Der Vorsitzende des Bundeselternrats, Hans-Peter Vogeler, fordert mehr Unterstützung für Schulleiter. Oftmals fehlten Unterstützungssysteme für die schwierige Aufgabe, sagte Vogeler im Deutschlandfunk. Deshalb seien viele Stellen unbesetzt. In Düsseldorf beginnt am Freitag der dritte Deutsche Schulleiterkongress.

Hans-Peter Vogeler im Gespräch mit Christoph Heinemann | 14.02.2014
    Christoph Heinemann: Vielleicht hat die eine oder der andere ihre oder seine Schulzeit so unbeschwert erlebt wie in dem Film „Die Feuerzangenbowle“. Durchgehend idyllisch war Schule damals sicherlich nicht - schon deshalb nicht, weil in den Klassenzimmern geschlagen, um nicht zu sagen geprügelt wurde. Und auch heute bedeutet Schule für alle Beteiligten beileibe nicht nur Spaß. In Düsseldorf tagen zurzeit Rektoren und Direktoren aus allen Bundesländern beim deutschen Schulleiter-Kongress. Viele Stellen sind zu besetzen. Allein in Nordrhein-Westfalen fehlt an jeder achten Schule eine Chefin oder ein Chef. Niedersachsen, Mecklenburg-Vorpommern, Sachsen-Anhalt und Rheinland-Pfalz melden ebenfalls viele freie Stellen. Und über ein anderes Problem wird in der Bildungswelt gerade diskutiert: Wie können sich Schulen von unfähigen Lehrerinnen und Lehrern trennen? Dort, wo die Pädagogen Beamte sind, ist das alles andere als einfach.
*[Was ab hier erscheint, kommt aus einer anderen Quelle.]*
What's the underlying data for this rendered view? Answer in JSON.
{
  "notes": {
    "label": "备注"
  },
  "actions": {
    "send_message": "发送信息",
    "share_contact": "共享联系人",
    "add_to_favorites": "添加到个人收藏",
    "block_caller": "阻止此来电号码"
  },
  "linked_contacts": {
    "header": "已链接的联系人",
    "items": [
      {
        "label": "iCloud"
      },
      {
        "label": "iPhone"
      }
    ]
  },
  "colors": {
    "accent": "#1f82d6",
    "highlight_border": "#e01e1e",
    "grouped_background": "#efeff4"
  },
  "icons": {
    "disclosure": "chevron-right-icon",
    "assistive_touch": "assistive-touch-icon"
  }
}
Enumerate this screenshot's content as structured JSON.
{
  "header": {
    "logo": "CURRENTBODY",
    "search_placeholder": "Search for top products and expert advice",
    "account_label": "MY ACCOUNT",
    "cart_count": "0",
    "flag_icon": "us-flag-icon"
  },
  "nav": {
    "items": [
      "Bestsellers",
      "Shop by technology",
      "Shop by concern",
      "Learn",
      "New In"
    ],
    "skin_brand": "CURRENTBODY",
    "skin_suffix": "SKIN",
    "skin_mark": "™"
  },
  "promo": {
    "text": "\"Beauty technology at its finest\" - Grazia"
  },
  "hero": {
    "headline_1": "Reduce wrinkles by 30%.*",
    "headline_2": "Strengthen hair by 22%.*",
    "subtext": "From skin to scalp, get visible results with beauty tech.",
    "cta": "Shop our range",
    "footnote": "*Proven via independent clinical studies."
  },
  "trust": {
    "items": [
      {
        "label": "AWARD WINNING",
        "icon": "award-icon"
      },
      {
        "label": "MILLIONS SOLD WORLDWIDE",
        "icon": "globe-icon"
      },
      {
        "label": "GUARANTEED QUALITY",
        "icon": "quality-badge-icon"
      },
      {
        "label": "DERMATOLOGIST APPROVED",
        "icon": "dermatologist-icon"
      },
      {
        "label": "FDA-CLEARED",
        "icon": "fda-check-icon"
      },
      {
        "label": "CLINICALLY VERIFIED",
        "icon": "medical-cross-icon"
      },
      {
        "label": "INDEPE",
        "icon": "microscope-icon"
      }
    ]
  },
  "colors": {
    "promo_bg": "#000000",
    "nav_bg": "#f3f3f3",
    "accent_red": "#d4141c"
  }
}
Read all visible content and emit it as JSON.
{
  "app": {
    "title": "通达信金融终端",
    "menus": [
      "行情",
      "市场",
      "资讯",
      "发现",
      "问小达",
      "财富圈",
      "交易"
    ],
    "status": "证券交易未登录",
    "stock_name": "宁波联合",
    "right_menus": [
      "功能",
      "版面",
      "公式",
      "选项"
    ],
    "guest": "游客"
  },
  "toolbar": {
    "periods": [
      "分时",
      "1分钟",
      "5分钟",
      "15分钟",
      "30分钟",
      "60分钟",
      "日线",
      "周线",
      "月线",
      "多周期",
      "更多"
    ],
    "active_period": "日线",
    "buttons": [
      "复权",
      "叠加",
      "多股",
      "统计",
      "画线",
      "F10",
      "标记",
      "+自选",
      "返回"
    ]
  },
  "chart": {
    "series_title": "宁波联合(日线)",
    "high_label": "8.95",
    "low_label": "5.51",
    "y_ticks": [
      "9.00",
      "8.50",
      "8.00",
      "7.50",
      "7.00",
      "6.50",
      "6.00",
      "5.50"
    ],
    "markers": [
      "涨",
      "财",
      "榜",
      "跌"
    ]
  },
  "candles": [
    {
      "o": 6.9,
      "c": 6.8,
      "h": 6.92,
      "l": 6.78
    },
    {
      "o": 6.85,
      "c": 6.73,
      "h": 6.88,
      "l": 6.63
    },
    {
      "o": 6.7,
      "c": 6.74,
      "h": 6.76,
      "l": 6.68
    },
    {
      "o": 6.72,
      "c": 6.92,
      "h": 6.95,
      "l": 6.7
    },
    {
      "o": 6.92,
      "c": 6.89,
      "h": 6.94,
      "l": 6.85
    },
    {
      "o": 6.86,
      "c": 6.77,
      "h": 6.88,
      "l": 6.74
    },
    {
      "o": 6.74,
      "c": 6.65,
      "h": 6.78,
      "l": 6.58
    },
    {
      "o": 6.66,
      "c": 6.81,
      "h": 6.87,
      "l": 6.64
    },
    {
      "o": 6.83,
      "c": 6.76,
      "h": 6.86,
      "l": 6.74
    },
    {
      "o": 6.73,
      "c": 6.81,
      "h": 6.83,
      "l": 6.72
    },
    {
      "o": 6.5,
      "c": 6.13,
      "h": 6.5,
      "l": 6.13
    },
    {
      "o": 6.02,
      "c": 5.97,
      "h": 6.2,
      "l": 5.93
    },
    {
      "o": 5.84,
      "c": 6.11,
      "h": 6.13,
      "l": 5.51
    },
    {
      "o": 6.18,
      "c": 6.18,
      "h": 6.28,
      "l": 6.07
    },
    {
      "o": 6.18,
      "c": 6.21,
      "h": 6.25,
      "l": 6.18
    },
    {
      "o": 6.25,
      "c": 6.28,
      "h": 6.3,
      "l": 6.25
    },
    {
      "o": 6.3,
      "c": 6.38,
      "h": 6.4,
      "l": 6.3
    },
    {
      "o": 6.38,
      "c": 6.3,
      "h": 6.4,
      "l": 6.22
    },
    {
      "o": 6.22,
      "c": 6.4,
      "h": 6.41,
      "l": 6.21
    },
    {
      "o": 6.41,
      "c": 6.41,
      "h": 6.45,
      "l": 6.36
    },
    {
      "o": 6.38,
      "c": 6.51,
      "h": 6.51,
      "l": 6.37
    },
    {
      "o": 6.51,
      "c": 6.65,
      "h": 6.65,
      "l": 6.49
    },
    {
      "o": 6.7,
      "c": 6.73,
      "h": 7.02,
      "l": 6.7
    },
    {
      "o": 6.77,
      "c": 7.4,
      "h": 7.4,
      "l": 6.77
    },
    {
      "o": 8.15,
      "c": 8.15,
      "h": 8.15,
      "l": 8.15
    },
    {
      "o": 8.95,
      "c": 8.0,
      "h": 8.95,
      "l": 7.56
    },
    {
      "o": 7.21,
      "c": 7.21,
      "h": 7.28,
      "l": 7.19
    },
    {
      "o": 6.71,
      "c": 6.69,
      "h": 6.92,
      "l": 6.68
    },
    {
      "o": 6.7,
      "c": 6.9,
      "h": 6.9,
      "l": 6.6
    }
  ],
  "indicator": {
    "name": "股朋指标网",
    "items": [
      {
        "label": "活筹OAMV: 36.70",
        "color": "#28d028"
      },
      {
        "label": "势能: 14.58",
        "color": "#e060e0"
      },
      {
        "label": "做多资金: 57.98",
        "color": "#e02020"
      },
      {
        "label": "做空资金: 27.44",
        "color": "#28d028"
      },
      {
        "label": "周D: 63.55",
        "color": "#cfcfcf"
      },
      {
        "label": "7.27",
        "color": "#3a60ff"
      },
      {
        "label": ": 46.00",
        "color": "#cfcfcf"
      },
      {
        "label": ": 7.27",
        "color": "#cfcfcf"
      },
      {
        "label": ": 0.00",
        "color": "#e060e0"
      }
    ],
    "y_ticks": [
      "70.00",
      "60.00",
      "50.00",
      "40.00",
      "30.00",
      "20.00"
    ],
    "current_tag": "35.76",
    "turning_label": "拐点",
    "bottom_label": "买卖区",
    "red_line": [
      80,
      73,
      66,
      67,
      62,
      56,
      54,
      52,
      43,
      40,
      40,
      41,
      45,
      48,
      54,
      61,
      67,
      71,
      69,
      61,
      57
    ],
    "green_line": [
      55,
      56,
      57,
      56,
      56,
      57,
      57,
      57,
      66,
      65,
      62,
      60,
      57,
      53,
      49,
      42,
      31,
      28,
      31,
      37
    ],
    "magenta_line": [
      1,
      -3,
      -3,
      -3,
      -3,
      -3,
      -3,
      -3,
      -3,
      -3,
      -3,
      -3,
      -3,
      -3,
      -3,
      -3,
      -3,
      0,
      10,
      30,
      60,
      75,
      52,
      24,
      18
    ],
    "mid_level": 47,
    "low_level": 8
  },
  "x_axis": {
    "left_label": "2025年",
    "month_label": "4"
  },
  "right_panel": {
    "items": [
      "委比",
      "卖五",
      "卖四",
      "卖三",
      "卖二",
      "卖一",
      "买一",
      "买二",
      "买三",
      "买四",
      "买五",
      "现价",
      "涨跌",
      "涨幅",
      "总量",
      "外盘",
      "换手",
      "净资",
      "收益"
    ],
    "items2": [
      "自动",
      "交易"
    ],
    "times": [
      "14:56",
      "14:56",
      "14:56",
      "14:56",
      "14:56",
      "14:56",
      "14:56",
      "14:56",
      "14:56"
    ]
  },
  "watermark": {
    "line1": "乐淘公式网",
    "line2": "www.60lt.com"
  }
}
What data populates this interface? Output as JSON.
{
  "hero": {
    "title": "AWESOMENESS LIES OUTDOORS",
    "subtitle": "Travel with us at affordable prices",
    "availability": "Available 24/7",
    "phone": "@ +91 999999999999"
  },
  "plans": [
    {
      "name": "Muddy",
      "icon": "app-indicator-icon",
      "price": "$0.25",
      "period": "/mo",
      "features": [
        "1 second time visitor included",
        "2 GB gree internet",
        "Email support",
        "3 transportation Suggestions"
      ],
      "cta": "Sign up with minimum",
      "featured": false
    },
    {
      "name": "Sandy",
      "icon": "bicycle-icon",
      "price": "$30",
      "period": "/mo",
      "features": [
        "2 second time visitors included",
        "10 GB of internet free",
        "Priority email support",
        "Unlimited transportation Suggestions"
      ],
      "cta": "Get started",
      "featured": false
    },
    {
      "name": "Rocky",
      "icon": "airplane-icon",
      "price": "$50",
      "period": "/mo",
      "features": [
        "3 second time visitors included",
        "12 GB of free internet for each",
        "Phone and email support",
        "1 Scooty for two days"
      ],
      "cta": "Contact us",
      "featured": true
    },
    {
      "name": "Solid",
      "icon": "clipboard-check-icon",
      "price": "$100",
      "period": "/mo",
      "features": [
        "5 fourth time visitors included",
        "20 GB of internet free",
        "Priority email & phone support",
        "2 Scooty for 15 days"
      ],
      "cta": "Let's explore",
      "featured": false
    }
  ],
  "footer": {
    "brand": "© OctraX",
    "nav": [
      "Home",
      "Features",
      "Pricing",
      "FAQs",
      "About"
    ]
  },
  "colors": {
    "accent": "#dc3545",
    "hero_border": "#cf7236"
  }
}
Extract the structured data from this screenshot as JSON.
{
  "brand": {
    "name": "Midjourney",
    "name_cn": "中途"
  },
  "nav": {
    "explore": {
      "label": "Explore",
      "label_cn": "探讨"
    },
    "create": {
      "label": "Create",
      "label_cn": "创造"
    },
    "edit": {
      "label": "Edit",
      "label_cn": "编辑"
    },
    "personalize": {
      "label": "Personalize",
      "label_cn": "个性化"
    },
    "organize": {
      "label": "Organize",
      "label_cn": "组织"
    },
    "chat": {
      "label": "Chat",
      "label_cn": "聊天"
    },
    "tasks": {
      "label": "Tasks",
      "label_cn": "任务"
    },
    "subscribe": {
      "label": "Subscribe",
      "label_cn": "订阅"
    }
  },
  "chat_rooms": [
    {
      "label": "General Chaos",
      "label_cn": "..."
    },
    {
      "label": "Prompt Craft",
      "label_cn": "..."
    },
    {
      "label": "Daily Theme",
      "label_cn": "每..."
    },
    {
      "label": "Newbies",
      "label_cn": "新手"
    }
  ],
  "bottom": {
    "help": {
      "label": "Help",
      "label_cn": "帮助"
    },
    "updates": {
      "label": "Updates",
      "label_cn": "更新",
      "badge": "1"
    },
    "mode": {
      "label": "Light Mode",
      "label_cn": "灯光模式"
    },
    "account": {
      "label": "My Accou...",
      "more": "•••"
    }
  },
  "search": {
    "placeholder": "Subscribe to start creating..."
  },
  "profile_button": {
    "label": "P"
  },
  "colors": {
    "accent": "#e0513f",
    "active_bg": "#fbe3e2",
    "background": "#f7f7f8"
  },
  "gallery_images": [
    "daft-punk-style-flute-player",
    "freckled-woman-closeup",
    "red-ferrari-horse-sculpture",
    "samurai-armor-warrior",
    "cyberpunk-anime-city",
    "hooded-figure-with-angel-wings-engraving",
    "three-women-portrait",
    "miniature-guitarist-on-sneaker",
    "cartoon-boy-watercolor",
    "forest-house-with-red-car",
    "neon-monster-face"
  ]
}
Dabei sind schlechte Lehrer das letzte, was dieses Land brauchen kann.
    Der Bundeselternrat hält laut Selbstbeschreibung im Internet im Rahmen seiner länderübergreifenden Aufgaben engen Kontakt zu Ministerien, Institutionen und Verbänden, um den Erziehungs- und Bildungsauftrag der Schule zu fördern und in Übereinstimmung mit Artikel VI des Grundgesetzes die Rechte der Eltern zu wahren. Am Telefon ist Hans-Peter Vogeler, der Vorsitzende des Bundeselternrates. Guten Morgen!
    Hans-Peter Vogeler: Guten Morgen, Herr Heinemann.
    "Ein Schulleiter ist im Prinzip der Geschäftsführer eines mittelständischen Unternehmens"
    Heinemann: Herr Vogeler, wieso sind zurzeit so viele Chefstellen in den Schulen frei?
    Vogeler: Positionen generell. Wenn Stellen frei sind und Menschen sich überlegen, ob sie sich darauf bewerben, hat etwas mit Attraktivität zu tun. Und wenn wir uns derzeit in der Schullandschaft umgucken, dann sind viele, viele Schulleitungsstellen alles andere als attraktiv. Mit attraktiv meine ich nicht nur eine adäquate Bezahlung. In der Industrie geht es nach Verantwortung, nach Umsatzverantwortung, nach Personalverantwortung. Wenn wir uns jetzt bei einem Schulleiter umgucken bei einer mittelgroßen Schule, da sind 30 bis 50 Kollegen, die direkt an den Schulleiter berichten, und da ist der erste Punkt: Welche Leitungsstruktur, welche Unterstützungssysteme hat, bietet Schule.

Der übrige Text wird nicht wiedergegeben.